第62章 俺は君にとって、ただの都合の良い男だったのか!
彼女は満足気に、倍にまで膨れ上がったマロニーを啜る。その幸せそうな顔を見ていると、こちらまで嬉しくなってしまう。
「美味しそうだね!量が凄いけど…
俺もいただいてみようかな」
『ぜひ』
「ボクも」
俺達は、それを少しずつ自分のとんすいへと よそう。少しにしておこうと思ったのに、意外とたくさん入ってしまった。マロニー特有のもっちり感のせいで、麺と麺が絡み合っているのだ。
気を取り直して、ちゅるっと口の中へ入れる。すると、意外にも…
「…うん。マロニーが、肉や野菜の旨味を纏った割り下を沢山吸っていて美味しいです。見た目には反した、豊かな味わいになってますね」
「天…ここで食レポの練習すんな」
『いいじゃないですか。努力家で。それに素晴らしい感想です』
「でも本当に美味しいよ!へぇ…新たな発見だったなぁ」
「まあ、悪くねぇか…」
何だかんだ、最後まで抵抗を見せていた楽も、その新食材を気に入った様子だ。もしまたこのメンバーですき焼きをするような機会があれば、マロニーは常連になるかもしれない。

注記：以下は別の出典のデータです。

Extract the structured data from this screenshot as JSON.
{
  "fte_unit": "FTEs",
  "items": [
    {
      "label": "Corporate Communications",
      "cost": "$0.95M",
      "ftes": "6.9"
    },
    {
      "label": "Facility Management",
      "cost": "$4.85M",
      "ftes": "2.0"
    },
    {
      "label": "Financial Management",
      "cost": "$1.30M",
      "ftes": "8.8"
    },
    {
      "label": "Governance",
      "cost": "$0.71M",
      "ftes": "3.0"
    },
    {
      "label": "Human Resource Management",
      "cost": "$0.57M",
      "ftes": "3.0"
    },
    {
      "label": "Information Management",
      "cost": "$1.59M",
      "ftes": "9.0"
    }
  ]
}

やがて鍋の中はほとんど空になり、逆に俺達のお腹はかなり膨れた。
エリは 満腹感からか息を吐きながら、天井辺りを見つめた。やがて視線をテーブルへ戻すと、天のグラスが空に近い事に気が付いた。
『天。りんごジュース注ぎますよ』
「ありがとう。
…あ、注ぐで思い出した。そういえば、こんな噂を聞いたんだけど」
『噂?』
「会席で、キミに飲み物を注いでもらった人間は近い内出世する」
「なんだそりゃ」
「あ、それ俺も聞いた事あるよ。スタッフさん達が不思議がってた」
楽は、ただの偶然だろうと斬って捨てる。しかし、彼女は目を閉じて思考中。
やがて、もしかすると…と口を開いた。